Visitation rules also include measures to prevent illness and staff by directing agencies to establish disease management practices that families need to follow to participate. This is how a mask or health check is required. In Florida, protocols could not be more stringent for immigrants than for staff, and the status of medical care could not be the same.

In Florida, too, employers can ban foreigners who don’t follow the rules. That’s great with fans like Daniel. “I don’t think we’re going to knock on the door and say, ‘You can’t drive us out, and I’ll come here as I please,'” he said. “We want to make sure everyone is safe.”

DeSantis, who selected Daniel for the 2020 project, is a vocal advocate for increasing visitor engagement. “Covid cannot be used as a reason to deny medical rights, and one of the responsibilities of a patient, I think, is to visit your loved ones,” DeSantis said in a statement. a news conference in February.

Balancing the enjoyment of visits with the risks of illness

In November, the Centers for Medicare & Medicaid Services instructed nursing homes to open their doors to visitors among covid-19 patients, while they monitor visitors to see if they have reported the quality or symptoms of covid-19.

Hospitals and assisted living facilities are not the same as nursing homes. Some health care industry leaders fear the new rules for hospitals and assisted living facilities will not give workers the flexibility they need to respond to crises.

Veronica Catoe, Executive Director of the Florida Assisted Living Association, shows homes with different powers that are welcome to visit. Some have private rooms and common areas; Others live in single -family homes.

“These workers are trying to prevent not only the loved one who wants to visit, but the loved one who doesn’t want these outsiders to come in. They both have a responsibility,” Catoe said.

Florida law provides for a variety of features that are permitted to visit at any time. These include whether the patient is dying, struggling to move to a new environment, or having a heart problem, among other reasons.

Catoe said those conditions are not easy to explain. “Should it be decided by the employer, or by the family, or by the locals?” he asked. “And when they fight, who decides?”

Families want more time with a loved one who is dying

Mary Mayhew, president of the Florida Hospital Association, said the decision was difficult for health departments. “They really want to put on the rules [visitor] get involved, and it’s been done so much in this normal time that we have a disease – continuing the disease – we’re constantly learning something new every day, “Mayhew said. He added that people go to hospitals because they are sick or injured, where they suffer from illness.

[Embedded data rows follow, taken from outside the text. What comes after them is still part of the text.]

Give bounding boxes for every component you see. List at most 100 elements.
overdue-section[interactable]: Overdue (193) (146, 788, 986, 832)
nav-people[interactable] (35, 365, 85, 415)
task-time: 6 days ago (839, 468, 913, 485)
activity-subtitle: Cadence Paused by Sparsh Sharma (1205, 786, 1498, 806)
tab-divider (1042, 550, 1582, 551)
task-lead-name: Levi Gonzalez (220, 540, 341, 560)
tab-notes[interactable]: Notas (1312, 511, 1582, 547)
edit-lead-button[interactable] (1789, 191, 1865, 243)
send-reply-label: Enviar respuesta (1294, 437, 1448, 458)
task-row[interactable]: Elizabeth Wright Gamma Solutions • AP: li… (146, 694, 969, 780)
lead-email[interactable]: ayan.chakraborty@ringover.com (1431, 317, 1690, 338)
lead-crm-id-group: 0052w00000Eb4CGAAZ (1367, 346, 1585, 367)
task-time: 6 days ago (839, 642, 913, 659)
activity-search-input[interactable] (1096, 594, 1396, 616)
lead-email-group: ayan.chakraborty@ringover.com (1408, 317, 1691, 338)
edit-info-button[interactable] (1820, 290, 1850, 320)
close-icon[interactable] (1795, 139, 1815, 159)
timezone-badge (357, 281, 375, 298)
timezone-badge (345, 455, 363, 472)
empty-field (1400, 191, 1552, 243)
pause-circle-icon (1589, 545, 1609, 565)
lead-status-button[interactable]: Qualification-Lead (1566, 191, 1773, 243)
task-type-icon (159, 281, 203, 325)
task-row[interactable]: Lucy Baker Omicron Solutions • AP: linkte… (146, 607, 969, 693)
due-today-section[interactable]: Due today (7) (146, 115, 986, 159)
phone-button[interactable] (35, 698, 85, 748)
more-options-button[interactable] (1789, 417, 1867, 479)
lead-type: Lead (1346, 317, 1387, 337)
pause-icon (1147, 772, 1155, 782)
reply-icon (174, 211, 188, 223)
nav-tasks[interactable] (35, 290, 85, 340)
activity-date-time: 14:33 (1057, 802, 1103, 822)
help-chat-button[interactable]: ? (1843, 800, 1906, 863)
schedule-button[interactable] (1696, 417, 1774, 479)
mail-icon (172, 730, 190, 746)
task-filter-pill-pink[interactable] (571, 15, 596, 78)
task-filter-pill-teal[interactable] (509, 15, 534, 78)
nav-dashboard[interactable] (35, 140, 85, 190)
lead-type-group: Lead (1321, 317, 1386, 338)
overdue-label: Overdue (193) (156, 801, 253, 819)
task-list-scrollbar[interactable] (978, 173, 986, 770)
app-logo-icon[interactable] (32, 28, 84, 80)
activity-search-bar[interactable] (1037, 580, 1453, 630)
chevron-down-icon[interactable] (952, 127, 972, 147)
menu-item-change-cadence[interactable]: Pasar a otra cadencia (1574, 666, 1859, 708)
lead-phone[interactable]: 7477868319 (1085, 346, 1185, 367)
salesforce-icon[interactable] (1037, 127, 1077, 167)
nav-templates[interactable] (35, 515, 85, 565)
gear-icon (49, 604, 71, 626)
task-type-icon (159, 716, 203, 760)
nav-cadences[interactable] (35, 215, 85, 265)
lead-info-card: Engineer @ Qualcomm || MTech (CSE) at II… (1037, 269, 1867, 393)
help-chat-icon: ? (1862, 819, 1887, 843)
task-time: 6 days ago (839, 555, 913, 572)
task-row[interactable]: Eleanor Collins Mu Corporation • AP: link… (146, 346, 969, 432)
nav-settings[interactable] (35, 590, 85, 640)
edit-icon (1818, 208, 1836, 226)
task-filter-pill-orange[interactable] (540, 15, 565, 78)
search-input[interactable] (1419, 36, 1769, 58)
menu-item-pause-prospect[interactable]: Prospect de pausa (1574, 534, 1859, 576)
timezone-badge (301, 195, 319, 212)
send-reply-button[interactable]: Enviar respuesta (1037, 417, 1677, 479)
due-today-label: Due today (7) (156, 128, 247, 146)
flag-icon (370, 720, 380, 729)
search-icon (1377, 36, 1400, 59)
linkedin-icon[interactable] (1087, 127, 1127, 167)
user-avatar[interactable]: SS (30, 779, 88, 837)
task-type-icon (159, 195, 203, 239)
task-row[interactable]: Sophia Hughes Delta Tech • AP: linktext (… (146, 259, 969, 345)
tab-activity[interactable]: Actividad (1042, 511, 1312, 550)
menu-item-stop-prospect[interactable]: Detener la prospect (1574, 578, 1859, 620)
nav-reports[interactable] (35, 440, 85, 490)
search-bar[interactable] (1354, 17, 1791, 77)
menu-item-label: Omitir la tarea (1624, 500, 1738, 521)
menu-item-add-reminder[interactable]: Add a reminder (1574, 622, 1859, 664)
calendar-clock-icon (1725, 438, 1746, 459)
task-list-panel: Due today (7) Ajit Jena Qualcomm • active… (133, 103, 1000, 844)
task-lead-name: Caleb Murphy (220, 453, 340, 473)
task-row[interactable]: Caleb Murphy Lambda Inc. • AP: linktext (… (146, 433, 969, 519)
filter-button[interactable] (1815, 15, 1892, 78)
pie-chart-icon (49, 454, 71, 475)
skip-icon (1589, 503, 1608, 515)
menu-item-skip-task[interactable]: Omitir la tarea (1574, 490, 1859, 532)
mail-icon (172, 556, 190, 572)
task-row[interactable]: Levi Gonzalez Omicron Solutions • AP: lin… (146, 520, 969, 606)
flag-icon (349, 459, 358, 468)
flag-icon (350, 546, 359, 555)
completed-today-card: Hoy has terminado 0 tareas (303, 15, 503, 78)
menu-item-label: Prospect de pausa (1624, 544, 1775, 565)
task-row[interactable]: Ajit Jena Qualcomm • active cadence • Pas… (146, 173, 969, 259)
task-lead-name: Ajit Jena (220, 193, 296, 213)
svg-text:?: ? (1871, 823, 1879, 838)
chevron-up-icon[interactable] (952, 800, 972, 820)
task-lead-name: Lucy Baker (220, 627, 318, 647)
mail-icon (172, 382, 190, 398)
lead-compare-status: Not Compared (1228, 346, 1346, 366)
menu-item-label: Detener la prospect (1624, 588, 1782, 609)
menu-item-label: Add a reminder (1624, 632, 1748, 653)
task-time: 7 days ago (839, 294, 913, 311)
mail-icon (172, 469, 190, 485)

He said families were important in medical care and he was critical even though during the rise of covid and locks, hospitals tried to get families to visit, even if diseases are dying.

Kevin Rzeszut said his family needed it.

In August, when Tampa hospitals were filled with patients with the delta variant, Rzeszut’s father died of bacterial infection at age 75. “By the time we saw him, he said. I think he’s gone, ”Rzeszut said. “There is no more knowledge; he was very fond of medicines.

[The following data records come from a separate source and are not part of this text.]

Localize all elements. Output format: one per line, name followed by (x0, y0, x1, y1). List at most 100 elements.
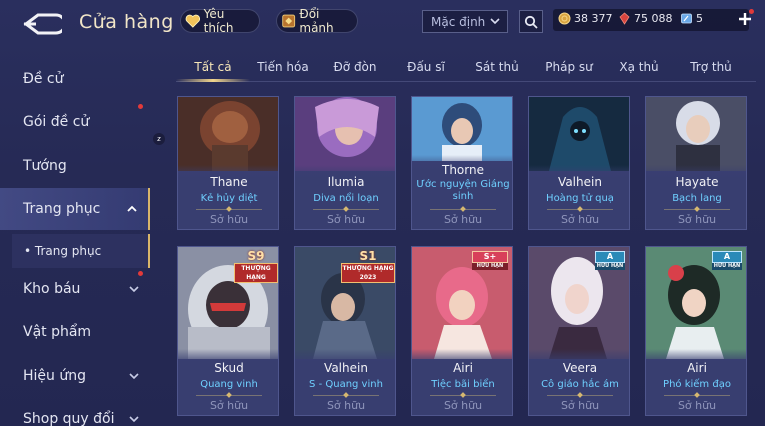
back-arrow-icon (23, 13, 67, 35)
hero-name: Ilumia (327, 175, 365, 189)
card-info: Ilumia Diva nổi loạn Sở hữu (295, 165, 395, 229)
tier-sub-label: HỮU HẠN (472, 263, 508, 270)
owned-status: Sở hữu (443, 213, 483, 226)
sleep-badge: z (153, 133, 165, 145)
sidebar-item-effects[interactable]: Hiệu ứng (0, 355, 150, 397)
sidebar-item-recommended[interactable]: Đề cử (0, 58, 150, 100)
sidebar-item-treasure[interactable]: Kho báu (0, 268, 150, 310)
skin-name: Phó kiếm đạo (663, 379, 731, 390)
skin-name: Hoàng tử quạ (546, 193, 614, 204)
hero-name: Valhein (324, 361, 368, 375)
card-info: Airi Phó kiếm đạo Sở hữu (646, 349, 746, 415)
tab-tank[interactable]: Đỡ đòn (324, 56, 386, 82)
tier-badge: S1 THƯỢNG HẠNG 2023 (341, 249, 395, 283)
tab-mage[interactable]: Pháp sư (538, 56, 600, 82)
skin-name: Diva nổi loạn (313, 193, 379, 204)
favorites-button[interactable]: Yêu thích (180, 7, 260, 35)
tab-evolution[interactable]: Tiến hóa (250, 56, 316, 82)
hero-name: Thane (210, 175, 248, 189)
back-button[interactable] (22, 12, 67, 36)
tier-badge: A HỮU HẠN (595, 251, 625, 270)
tab-assassin[interactable]: Sát thủ (466, 56, 528, 82)
card-info: Thane Kẻ hủy diệt Sở hữu (178, 165, 278, 229)
skin-card[interactable]: Hayate Bạch lang Sở hữu (645, 96, 747, 230)
skin-card[interactable]: A HỮU HẠN Veera Cô giáo hắc ám Sở hữu (528, 246, 630, 416)
owned-status: Sở hữu (326, 399, 366, 412)
hero-name: Hayate (675, 175, 719, 189)
skin-card[interactable]: Thane Kẻ hủy diệt Sở hữu (177, 96, 279, 230)
skin-artwork (295, 97, 395, 171)
owned-status: Sở hữu (209, 399, 249, 412)
sidebar-item-recommended-packs[interactable]: Gói đề cử (0, 101, 150, 143)
card-info: Airi Tiệc bãi biển Sở hữu (412, 349, 512, 415)
sidebar-item-items[interactable]: Vật phẩm (0, 311, 150, 353)
favorites-label: Yêu thích (203, 7, 234, 35)
tab-fighter[interactable]: Đấu sĩ (396, 56, 456, 82)
sidebar-item-skins[interactable]: Trang phục (0, 188, 150, 230)
sidebar-item-label: Hiệu ứng (23, 368, 86, 384)
tier-badge: S9 THƯỢNG HẠNG (234, 249, 278, 283)
hero-name: Valhein (558, 175, 602, 189)
skin-card[interactable]: Valhein Hoàng tử quạ Sở hữu (528, 96, 630, 230)
sidebar-item-heroes[interactable]: Tướng (0, 145, 150, 187)
sidebar-subitem-skins[interactable]: • Trang phục (12, 234, 150, 268)
card-info: Valhein S - Quang vinh Sở hữu (295, 349, 395, 415)
voucher-currency: 5 (680, 12, 703, 25)
card-divider (196, 209, 262, 210)
tier-sub-label: THƯỢNG HẠNG 2023 (341, 263, 395, 283)
tier-label: S9 (247, 249, 265, 263)
red-gem-icon (619, 12, 630, 25)
card-info: Skud Quang vinh Sở hữu (178, 349, 278, 415)
card-info: Thorne Ước nguyện Giáng sinh Sở hữu (412, 155, 512, 229)
tier-label: S+ (472, 251, 508, 263)
skin-name: Bạch lang (672, 193, 722, 204)
sidebar-item-exchange-shop[interactable]: Shop quy đổi (0, 398, 150, 426)
skin-card[interactable]: S+ HỮU HẠN Airi Tiệc bãi biển Sở hữu (411, 246, 513, 416)
search-button[interactable] (519, 10, 543, 33)
tier-badge: A HỮU HẠN (712, 251, 742, 270)
sort-dropdown[interactable]: Mặc định (422, 10, 508, 33)
card-divider (313, 395, 379, 396)
skin-name: Kẻ hủy diệt (200, 193, 258, 204)
skin-name: S - Quang vinh (309, 379, 383, 390)
tier-label: S1 (359, 249, 377, 263)
gold-coin-icon (558, 12, 571, 25)
skin-card[interactable]: Ilumia Diva nổi loạn Sở hữu (294, 96, 396, 230)
gem-currency: 75 088 (618, 12, 673, 25)
card-divider (547, 209, 613, 210)
owned-status: Sở hữu (209, 213, 249, 226)
chevron-up-icon (127, 205, 137, 212)
sidebar-item-label: Trang phục (23, 201, 101, 217)
skin-card[interactable]: Thorne Ước nguyện Giáng sinh Sở hữu (411, 96, 513, 230)
tier-label: A (712, 251, 742, 263)
skin-artwork (529, 97, 629, 171)
exchange-button[interactable]: Đổi mảnh (276, 7, 358, 35)
chevron-down-icon (129, 416, 139, 423)
card-divider (313, 209, 379, 210)
skin-artwork (646, 97, 746, 171)
chevron-down-icon (129, 373, 139, 380)
skin-card[interactable]: A HỮU HẠN Airi Phó kiếm đạo Sở hữu (645, 246, 747, 416)
skin-artwork (178, 97, 278, 171)
notification-dot (749, 9, 754, 14)
hero-name: Veera (562, 361, 598, 375)
page-title: Cửa hàng (79, 11, 174, 33)
tab-support[interactable]: Trợ thủ (680, 56, 742, 82)
hero-name: Skud (214, 361, 244, 375)
card-divider (664, 209, 730, 210)
skin-card[interactable]: S9 THƯỢNG HẠNG Skud Quang vinh Sở hữu (177, 246, 279, 416)
notification-dot (138, 104, 143, 109)
tier-badge: S+ HỮU HẠN (472, 251, 508, 270)
exchange-label: Đổi mảnh (299, 7, 334, 35)
tab-marksman[interactable]: Xạ thủ (610, 56, 668, 82)
skin-card[interactable]: S1 THƯỢNG HẠNG 2023 Valhein S - Quang vi… (294, 246, 396, 416)
tab-all[interactable]: Tất cả (176, 56, 250, 82)
skin-name: Cô giáo hắc ám (541, 379, 619, 390)
skin-name: Quang vinh (200, 379, 258, 390)
chevron-down-icon (129, 286, 139, 293)
sidebar-item-label: Đề cử (23, 71, 64, 87)
search-icon (524, 15, 538, 29)
tier-sub-label: THƯỢNG HẠNG (234, 263, 278, 283)
sort-value: Mặc định (431, 14, 486, 29)
owned-status: Sở hữu (677, 213, 717, 226)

She could not visit her father for two weeks, she said.

He said the staff did what they could. “Nurses and doctors, they can look at the memos all day, but they don’t see it,” Rzeszut said. Rzeszut’s mother, who has lived with her father for 53 years, said, “It’s better to improve the little things. It may be a pipe dream, but it’s a real idea.”

Rzeszut said he would support efforts to give families access to their loved ones, even though implementing them would not increase performance on an “overburdened” health care system. What she really likes, she says, is that more people think covid so people don’t need the law to visit their loved ones.

This is part of the story of the reunion NPR, WUSFand KHN.